5. Expressions and Operator Precedence

The heart of the parser is expression parsing. The goal is to ensure a + b * c is parsed as a + (b * c), not (a + b) * c.

Precedence Table

static std::map<char, int> BinopPrecedence;

static int GetTokPrecedence() {
  if (!isascii(CurTok)) return -1;
  int Prec = BinopPrecedence[CurTok];
  if (Prec <= 0) return -1;
  return Prec;
}

The table might assign * = 40, + = 20, - = 20, < = 10. Higher numbers mean stronger binding.

Parsing Expressions

static std::unique_ptr<ExprAST> ParseExpression() {
  auto LHS = ParsePrimary();
  if (!LHS) return nullptr;
  return ParseBinOpRHS(0, std::move(LHS));
}

This function starts with a primary, then hands control to ParseBinOpRHS, which manages binary operations based on precedence.

Parsing RHS with Precedence Climbing

static std::unique_ptr<ExprAST> ParseBinOpRHS(int ExprPrec,
                                              std::unique_ptr<ExprAST> LHS) {
  while (true) {
    int TokPrec = GetTokPrecedence();
    if (TokPrec < ExprPrec)
      return LHS;

    int BinOp = CurTok;
    getNextToken(); // eat binop

    auto RHS = ParsePrimary();
    if (!RHS) return nullptr;

    int NextPrec = GetTokPrecedence();
    if (TokPrec < NextPrec) {
      RHS = ParseBinOpRHS(TokPrec+1, std::move(RHS));
      if (!RHS) return nullptr;
    }

    LHS = std::make_unique<BinaryExprAST>(BinOp, std::move(LHS), std::move(RHS));
  }
}

This is a precedence climbing algorithm. It repeatedly parses RHS expressions and groups them correctly. If a later operator has higher precedence, it parses that first before combining.
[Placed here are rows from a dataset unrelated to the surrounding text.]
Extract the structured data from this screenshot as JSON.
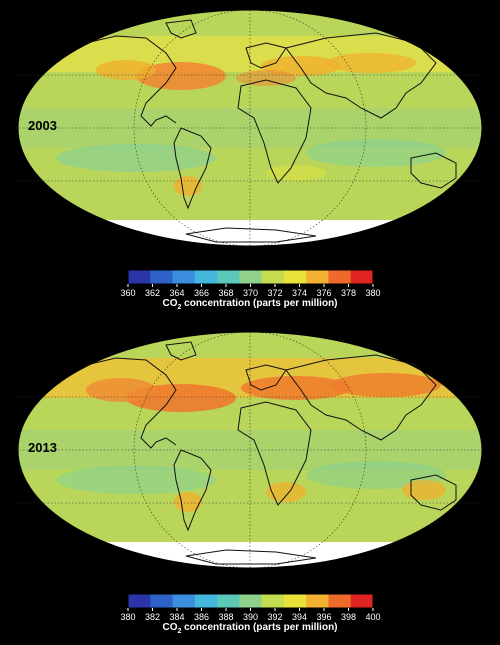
{
  "panels": [
    {
      "year": "2003",
      "colorbar": {
        "ticks": [
          "360",
          "362",
          "364",
          "366",
          "368",
          "370",
          "372",
          "374",
          "376",
          "378",
          "380"
        ],
        "label_prefix": "CO",
        "label_sub": "2",
        "label_suffix": " concentration (parts per million)"
      }
    },
    {
      "year": "2013",
      "colorbar": {
        "ticks": [
          "380",
          "382",
          "384",
          "386",
          "388",
          "390",
          "392",
          "394",
          "396",
          "398",
          "400"
        ],
        "label_prefix": "CO",
        "label_sub": "2",
        "label_suffix": " concentration (parts per million)"
      }
    }
  ],
  "palette": {
    "colorbar_stops": [
      "#2b35a8",
      "#2e62c8",
      "#3b8ede",
      "#44b8dc",
      "#5cc8b8",
      "#8fd08a",
      "#c4dc50",
      "#e9e23a",
      "#f4b030",
      "#ee6a2a",
      "#e02424"
    ],
    "map_base": "#b9d65a",
    "no_data": "#ffffff",
    "background": "#000000",
    "coastline": "#111111"
  },
  "map": {
    "projection": "mollweide",
    "grid": "dotted"
  }
}
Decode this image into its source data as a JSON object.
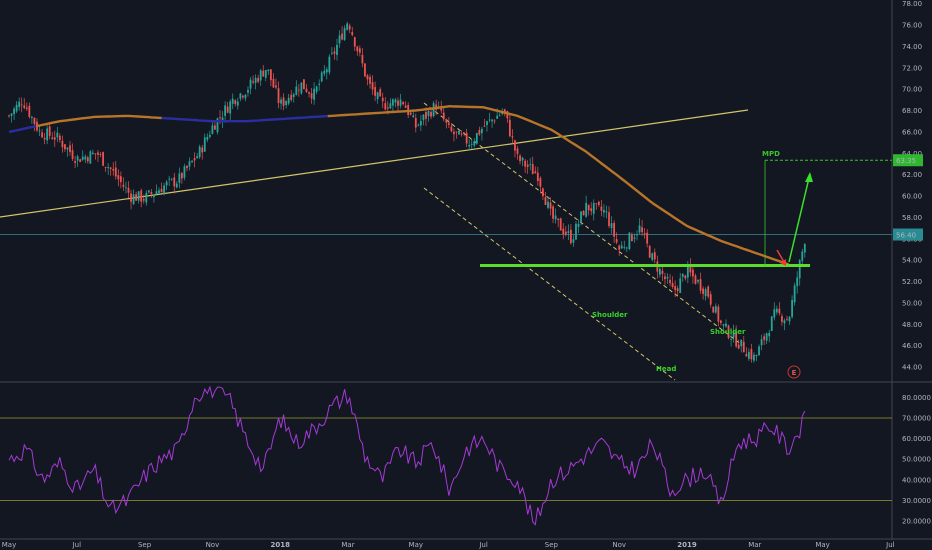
{
  "chart_data": [
    {
      "type": "candlestick",
      "ylim": [
        43,
        78
      ],
      "y_ticks": [
        "44.00",
        "46.00",
        "48.00",
        "50.00",
        "52.00",
        "54.00",
        "56.00",
        "58.00",
        "60.00",
        "62.00",
        "64.00",
        "66.00",
        "68.00",
        "70.00",
        "72.00",
        "74.00",
        "76.00",
        "78.00"
      ],
      "x_ticks": [
        "May",
        "Jul",
        "Sep",
        "Nov",
        "2018",
        "Mar",
        "May",
        "Jul",
        "Sep",
        "Nov",
        "2019",
        "Mar",
        "May",
        "Jul"
      ],
      "x_bold_ticks": [
        "2018",
        "2019"
      ],
      "series": [
        {
          "kind": "close_anchors",
          "t": [
            0,
            0.4,
            0.9,
            1.4,
            2,
            2.6,
            3,
            3.6,
            4,
            4.6,
            5,
            5.6,
            6,
            6.6,
            7,
            7.6,
            8,
            8.6,
            9,
            9.6,
            10,
            10.6,
            11,
            11.6,
            12,
            12.6,
            13,
            13.6,
            14,
            14.6,
            15,
            15.6,
            16,
            16.6,
            17,
            17.6,
            18,
            18.6,
            19,
            19.6,
            20,
            20.6,
            21,
            21.6,
            22,
            22.6,
            23,
            23.5
          ],
          "y": [
            67.5,
            69,
            66,
            65.5,
            63.5,
            64,
            62.5,
            60,
            59.8,
            61,
            61.5,
            64,
            66.5,
            69,
            70,
            72,
            68.5,
            70.5,
            69.5,
            73.5,
            76.5,
            70.5,
            68.5,
            69,
            66.5,
            68.5,
            66,
            65,
            66.5,
            68,
            63.5,
            62,
            58,
            56,
            59,
            58.5,
            55,
            57,
            54,
            51,
            53,
            51,
            48,
            46,
            44.8,
            49,
            48.5,
            56.4
          ]
        },
        {
          "kind": "moving_average",
          "t": [
            0,
            1.5,
            2.5,
            3.5,
            4.5,
            6,
            7,
            8,
            9,
            10,
            11,
            12,
            13,
            14,
            15,
            16,
            17,
            18,
            19,
            20,
            21,
            22,
            23
          ],
          "y": [
            66,
            67,
            67.4,
            67.5,
            67.3,
            67,
            67,
            67.2,
            67.4,
            67.6,
            67.8,
            68,
            68.4,
            68.3,
            67.5,
            66.2,
            64.2,
            61.8,
            59.3,
            57.2,
            55.8,
            54.7,
            53.6
          ]
        }
      ],
      "annotations": {
        "last_price": "56.40",
        "target_price": "63.35",
        "target_label": "MPD",
        "labels": [
          "Shoulder",
          "Head",
          "Shoulder"
        ],
        "event_marker": "E"
      },
      "levels": {
        "neckline": 53.5,
        "target": 63.35,
        "last": 56.4
      }
    },
    {
      "type": "line",
      "ylim": [
        15,
        86
      ],
      "y_ticks": [
        "20.0000",
        "30.0000",
        "40.0000",
        "50.0000",
        "60.0000",
        "70.0000",
        "80.0000"
      ],
      "bands": [
        30,
        70
      ],
      "series": [
        {
          "kind": "rsi",
          "t": [
            0,
            0.5,
            1,
            1.5,
            2,
            2.5,
            3,
            3.5,
            4,
            4.5,
            5,
            5.5,
            6,
            6.5,
            7,
            7.5,
            8,
            8.5,
            9,
            9.5,
            10,
            10.5,
            11,
            11.5,
            12,
            12.5,
            13,
            13.5,
            14,
            14.5,
            15,
            15.5,
            16,
            16.5,
            17,
            17.5,
            18,
            18.5,
            19,
            19.5,
            20,
            20.5,
            21,
            21.5,
            22,
            22.5,
            23,
            23.5
          ],
          "y": [
            50,
            55,
            40,
            48,
            35,
            45,
            25,
            30,
            42,
            50,
            55,
            82,
            84,
            79,
            60,
            45,
            70,
            58,
            65,
            75,
            82,
            52,
            40,
            55,
            48,
            58,
            35,
            55,
            60,
            45,
            40,
            18,
            40,
            45,
            52,
            58,
            48,
            45,
            58,
            35,
            40,
            45,
            28,
            58,
            60,
            66,
            55,
            70
          ]
        }
      ]
    }
  ]
}
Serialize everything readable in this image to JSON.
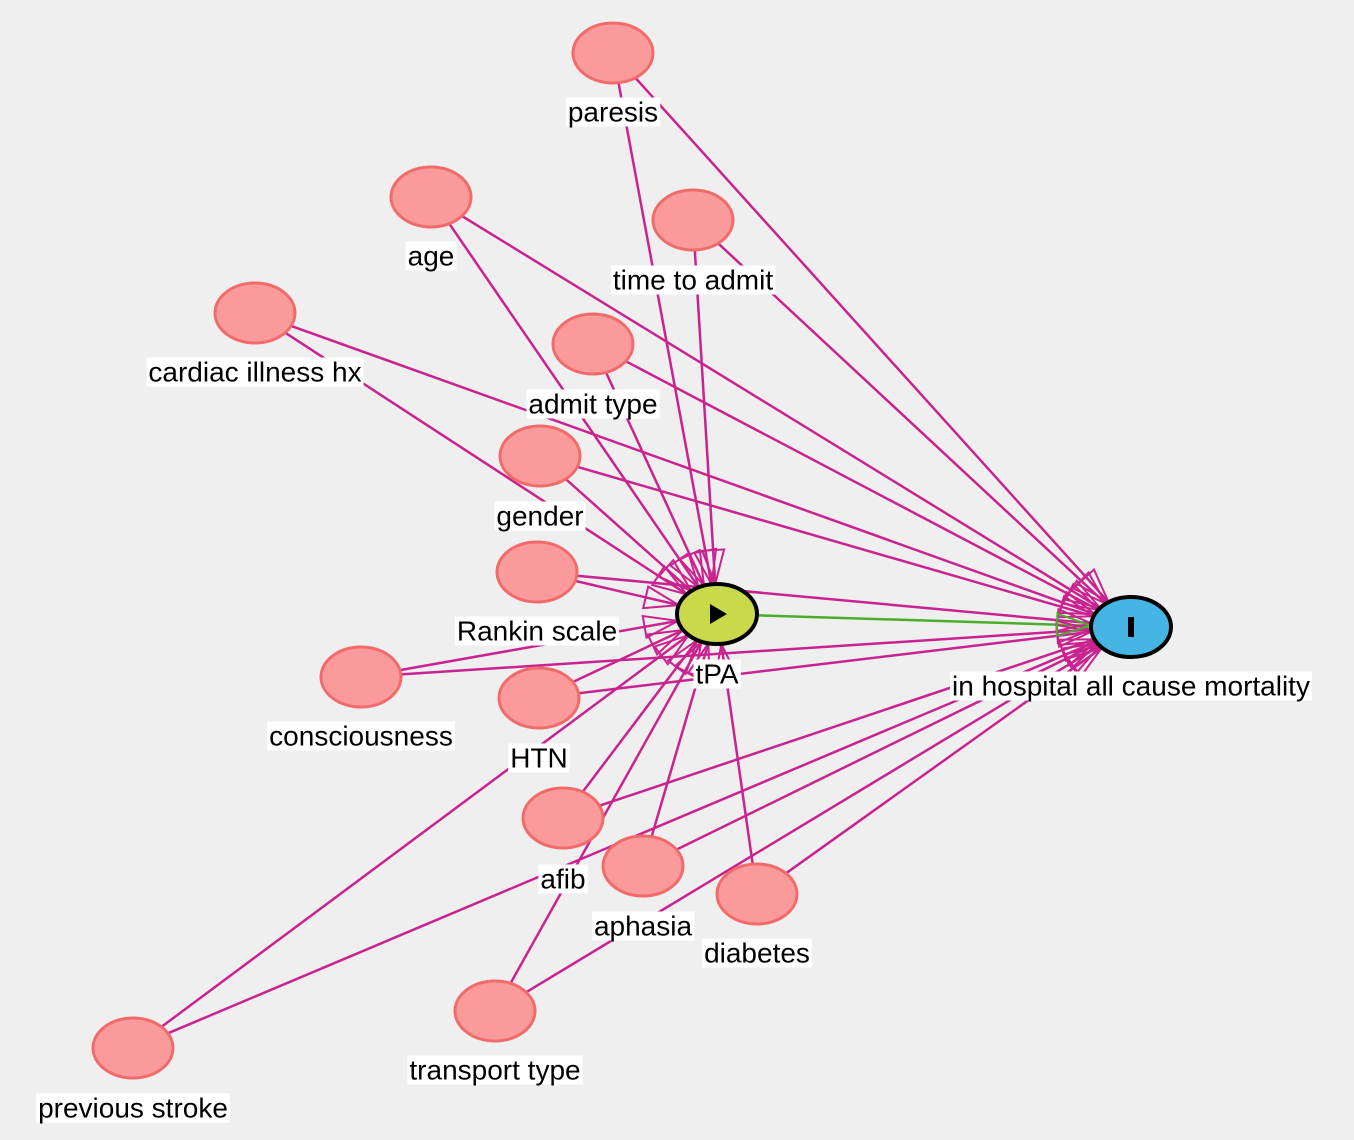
{
  "colors": {
    "background": "#efefef",
    "edge": "#c9238f",
    "causal_edge": "#4aad2c",
    "covariate_fill": "#fa9a9a",
    "covariate_stroke": "#f26b6b",
    "exposure_fill": "#c9d94a",
    "outcome_fill": "#45b6e3",
    "node_outline": "#000000"
  },
  "nodes": [
    {
      "id": "paresis",
      "label": "paresis",
      "role": "adjusted"
    },
    {
      "id": "age",
      "label": "age",
      "role": "adjusted"
    },
    {
      "id": "time_to_admit",
      "label": "time to admit",
      "role": "adjusted"
    },
    {
      "id": "cardiac_illness_hx",
      "label": "cardiac illness hx",
      "role": "adjusted"
    },
    {
      "id": "admit_type",
      "label": "admit type",
      "role": "adjusted"
    },
    {
      "id": "gender",
      "label": "gender",
      "role": "adjusted"
    },
    {
      "id": "rankin_scale",
      "label": "Rankin scale",
      "role": "adjusted"
    },
    {
      "id": "consciousness",
      "label": "consciousness",
      "role": "adjusted"
    },
    {
      "id": "htn",
      "label": "HTN",
      "role": "adjusted"
    },
    {
      "id": "afib",
      "label": "afib",
      "role": "adjusted"
    },
    {
      "id": "aphasia",
      "label": "aphasia",
      "role": "adjusted"
    },
    {
      "id": "diabetes",
      "label": "diabetes",
      "role": "adjusted"
    },
    {
      "id": "transport_type",
      "label": "transport type",
      "role": "adjusted"
    },
    {
      "id": "previous_stroke",
      "label": "previous stroke",
      "role": "adjusted"
    },
    {
      "id": "tpa",
      "label": "tPA",
      "role": "exposure",
      "icon": "play-icon"
    },
    {
      "id": "mortality",
      "label": "in hospital all cause mortality",
      "role": "outcome",
      "icon": "outcome-bar-icon"
    }
  ],
  "edges": [
    {
      "from": "paresis",
      "to": "tpa"
    },
    {
      "from": "paresis",
      "to": "mortality"
    },
    {
      "from": "age",
      "to": "tpa"
    },
    {
      "from": "age",
      "to": "mortality"
    },
    {
      "from": "time_to_admit",
      "to": "tpa"
    },
    {
      "from": "time_to_admit",
      "to": "mortality"
    },
    {
      "from": "cardiac_illness_hx",
      "to": "tpa"
    },
    {
      "from": "cardiac_illness_hx",
      "to": "mortality"
    },
    {
      "from": "admit_type",
      "to": "tpa"
    },
    {
      "from": "admit_type",
      "to": "mortality"
    },
    {
      "from": "gender",
      "to": "tpa"
    },
    {
      "from": "gender",
      "to": "mortality"
    },
    {
      "from": "rankin_scale",
      "to": "tpa"
    },
    {
      "from": "rankin_scale",
      "to": "mortality"
    },
    {
      "from": "consciousness",
      "to": "tpa"
    },
    {
      "from": "consciousness",
      "to": "mortality"
    },
    {
      "from": "htn",
      "to": "tpa"
    },
    {
      "from": "htn",
      "to": "mortality"
    },
    {
      "from": "afib",
      "to": "tpa"
    },
    {
      "from": "afib",
      "to": "mortality"
    },
    {
      "from": "aphasia",
      "to": "tpa"
    },
    {
      "from": "aphasia",
      "to": "mortality"
    },
    {
      "from": "diabetes",
      "to": "tpa"
    },
    {
      "from": "diabetes",
      "to": "mortality"
    },
    {
      "from": "transport_type",
      "to": "tpa"
    },
    {
      "from": "transport_type",
      "to": "mortality"
    },
    {
      "from": "previous_stroke",
      "to": "tpa"
    },
    {
      "from": "previous_stroke",
      "to": "mortality"
    },
    {
      "from": "tpa",
      "to": "mortality",
      "causal": true
    }
  ]
}
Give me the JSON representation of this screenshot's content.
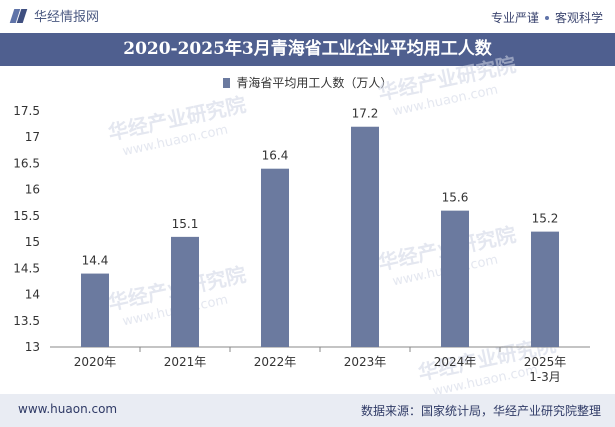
{
  "header": {
    "brand": "华经情报网",
    "slogan_left": "专业严谨",
    "slogan_right": "客观科学"
  },
  "title": "2020-2025年3月青海省工业企业平均用工人数",
  "legend_label": "青海省平均用工人数（万人）",
  "watermark": {
    "cn": "华经产业研究院",
    "en": "www.huaon.com"
  },
  "footer": {
    "website": "www.huaon.com",
    "source": "数据来源：国家统计局，华经产业研究院整理"
  },
  "colors": {
    "bar": "#6b7a9f",
    "title_bg": "#4f5f8f",
    "footer_bg": "#e9ecf3"
  },
  "chart_data": {
    "type": "bar",
    "title": "2020-2025年3月青海省工业企业平均用工人数",
    "categories": [
      "2020年",
      "2021年",
      "2022年",
      "2023年",
      "2024年",
      "2025年\n1-3月"
    ],
    "series": [
      {
        "name": "青海省平均用工人数（万人）",
        "values": [
          14.4,
          15.1,
          16.4,
          17.2,
          15.6,
          15.2
        ]
      }
    ],
    "ylim": [
      13,
      17.5
    ],
    "yticks": [
      "13",
      "13.5",
      "14",
      "14.5",
      "15",
      "15.5",
      "16",
      "16.5",
      "17",
      "17.5"
    ],
    "xlabel": "",
    "ylabel": "",
    "grid": false,
    "legend": "top-center"
  }
}
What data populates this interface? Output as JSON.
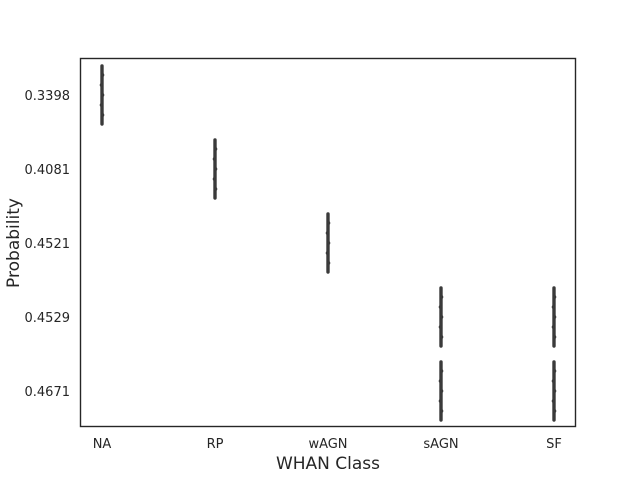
{
  "chart_data": {
    "type": "scatter",
    "title": "",
    "xlabel": "WHAN Class",
    "ylabel": "Probability",
    "x_categories": [
      "NA",
      "RP",
      "wAGN",
      "sAGN",
      "SF"
    ],
    "y_categories": [
      "0.3398",
      "0.4081",
      "0.4521",
      "0.4529",
      "0.4671"
    ],
    "y_inverted": true,
    "grid": false,
    "points": [
      {
        "x": "NA",
        "y": "0.3398"
      },
      {
        "x": "RP",
        "y": "0.4081"
      },
      {
        "x": "wAGN",
        "y": "0.4521"
      },
      {
        "x": "sAGN",
        "y": "0.4529"
      },
      {
        "x": "sAGN",
        "y": "0.4671"
      },
      {
        "x": "SF",
        "y": "0.4529"
      },
      {
        "x": "SF",
        "y": "0.4671"
      }
    ],
    "colors": {
      "marks": "#3a3a3a",
      "axes": "#262626",
      "background": "#ffffff"
    }
  }
}
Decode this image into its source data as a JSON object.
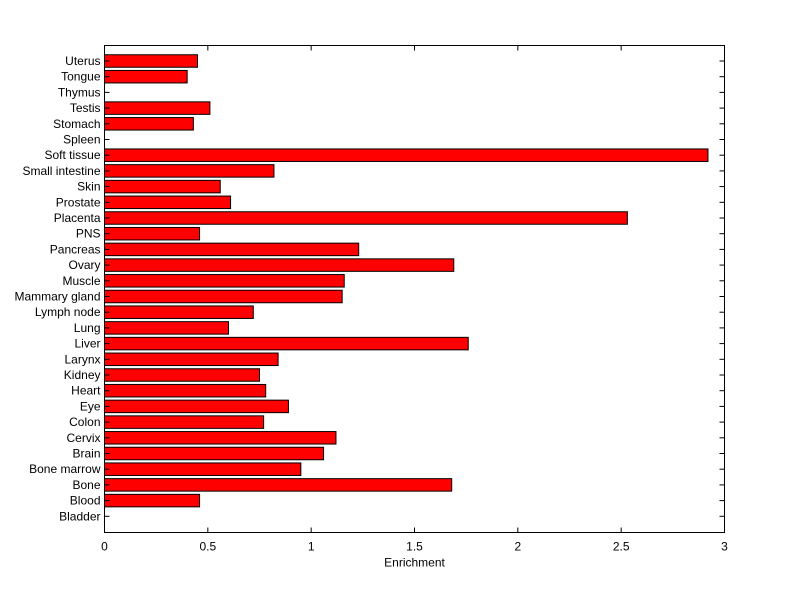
{
  "chart_data": {
    "type": "bar",
    "orientation": "horizontal",
    "title": "",
    "xlabel": "Enrichment",
    "ylabel": "",
    "xlim": [
      0,
      3
    ],
    "xticks": [
      0,
      0.5,
      1,
      1.5,
      2,
      2.5,
      3
    ],
    "xtick_labels": [
      "0",
      "0.5",
      "1",
      "1.5",
      "2",
      "2.5",
      "3"
    ],
    "grid": false,
    "bar_color": "#ff0000",
    "bar_edge_color": "#000000",
    "categories": [
      "Uterus",
      "Tongue",
      "Thymus",
      "Testis",
      "Stomach",
      "Spleen",
      "Soft tissue",
      "Small intestine",
      "Skin",
      "Prostate",
      "Placenta",
      "PNS",
      "Pancreas",
      "Ovary",
      "Muscle",
      "Mammary gland",
      "Lymph node",
      "Lung",
      "Liver",
      "Larynx",
      "Kidney",
      "Heart",
      "Eye",
      "Colon",
      "Cervix",
      "Brain",
      "Bone marrow",
      "Bone",
      "Blood",
      "Bladder"
    ],
    "values": [
      0.45,
      0.4,
      0,
      0.51,
      0.43,
      0,
      2.92,
      0.82,
      0.56,
      0.61,
      2.53,
      0.46,
      1.23,
      1.69,
      1.16,
      1.15,
      0.72,
      0.6,
      1.76,
      0.84,
      0.75,
      0.78,
      0.89,
      0.77,
      1.12,
      1.06,
      0.95,
      1.68,
      0.46,
      0
    ]
  }
}
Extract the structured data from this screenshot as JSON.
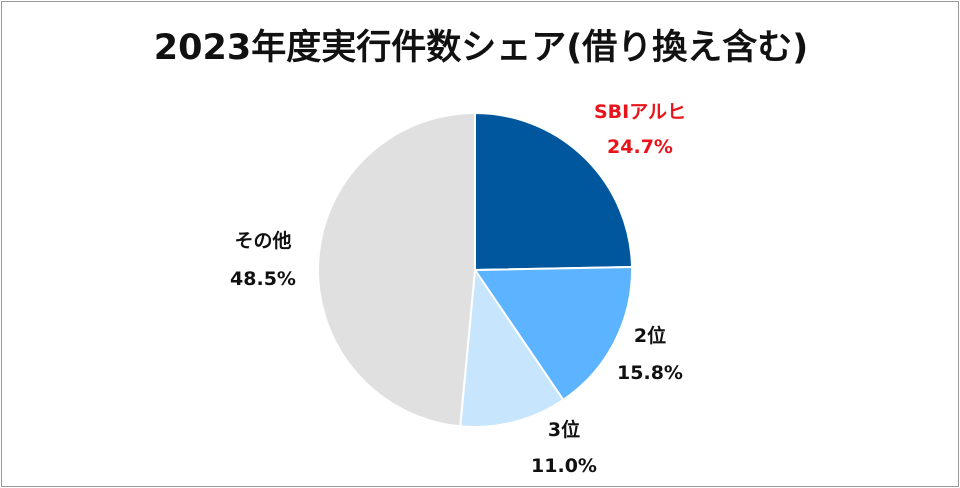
{
  "chart_data": {
    "type": "pie",
    "title": "2023年度実行件数シェア(借り換え含む)",
    "start_angle_deg": 0,
    "direction": "clockwise",
    "legend": "none",
    "slices": [
      {
        "name": "SBIアルヒ",
        "value": 24.7,
        "label": "24.7%",
        "color": "#00579e",
        "label_color": "#e8141b"
      },
      {
        "name": "2位",
        "value": 15.8,
        "label": "15.8%",
        "color": "#5cb3ff",
        "label_color": "#111111"
      },
      {
        "name": "3位",
        "value": 11.0,
        "label": "11.0%",
        "color": "#c7e6fd",
        "label_color": "#111111"
      },
      {
        "name": "その他",
        "value": 48.5,
        "label": "48.5%",
        "color": "#e0e0e0",
        "label_color": "#111111"
      }
    ]
  }
}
6. Functions: Prototypes, Definitions, and Externs

Functions are built in two steps: a prototype (name + argument list) and an optional body expression.

class PrototypeAST {
  std::string Name;
  std::vector<std::string> Args;
public:
  PrototypeAST(const std::string &Name, std::vector<std::string> Args)
      : Name(Name), Args(std::move(Args)) {}
};

class FunctionAST {
  std::unique_ptr<PrototypeAST> Proto;
  std::unique_ptr<ExprAST> Body;
public:
  FunctionAST(std::unique_ptr<PrototypeAST> Proto,
              std::unique_ptr<ExprAST> Body)
      : Proto(std::move(Proto)), Body(std::move(Body)) {}
};

Parsing rules:

def foo(x y) x+y → prototype + body → FunctionAST
extern sin(x) → prototype only → PrototypeAST
top‑level expression → anonymous function

This design allows the REPL to treat every top‑level construct uniformly.

7. Driver Loop

The REPL loop checks CurTok and dispatches appropriately:

static void MainLoop() {
  while (true) {
    switch (CurTok) {
    case tok_eof: return;
    case ';': getNextToken(); break; // ignore
    case tok_def: HandleDefinition(); break;
    case tok_extern: HandleExtern(); break;
    default: HandleTopLevelExpression(); break;
    }
  }
}

This makes the language interactive: users can type definitions, externs, or expressions, and the parser responds immediately.

8. Example Walkthroughs

Input
```
def add(x y) x + y*2
```
- Prototype: add(x,y)
- Body: x + (y*2)
- AST shape: FunctionAST(Proto("add",[x,y]), BinaryExprAST('+',Var(x),BinaryExprAST('*',Var(y),Num(2))))
Input
```
extern sin(a)
```
- AST: PrototypeAST("sin",[a])
Input
```
add(3,4)
```
- AST: CallExprAST("add",[Num(3),Num(4)])
Input
```
(1+2)*3
```
- AST: BinaryExprAST('*', BinaryExprAST('+',Num(1),Num(2)), Num(3))

These examples demonstrate how ASTs cleanly capture intended precedence and structure.

9. Common Pitfalls

Forgetting to advance with getNextToken() → parser stalls.
Not validating closing ) → parenexpr fails.
Misclassifying identifiers without peeking '('.
Missing operator precedence entry → operators parsed incorrectly.
Failing to consume a token after error → REPL loop stuck.

10. Why this design works

This design is simple yet powerful:

Each AST node is minimal and maps directly to codegen in the next chapter.
Recursive descent mirrors the grammar directly, making it easy to extend.
Precedence climbing handles all binary operators with one function.
The driver loop provides an interactive, incremental environment.

Summary

Chapter 2 introduces parsing and AST construction.
It defines a grammar, builds node classes, writes parsing functions for each construct, implements operator precedence, and ties it together in a REPL.

With this, Kaleidoscope can now parse definitions, externs, and expressions into structured ASTs, paving the way for LLVM IR code generation in Chapter 3.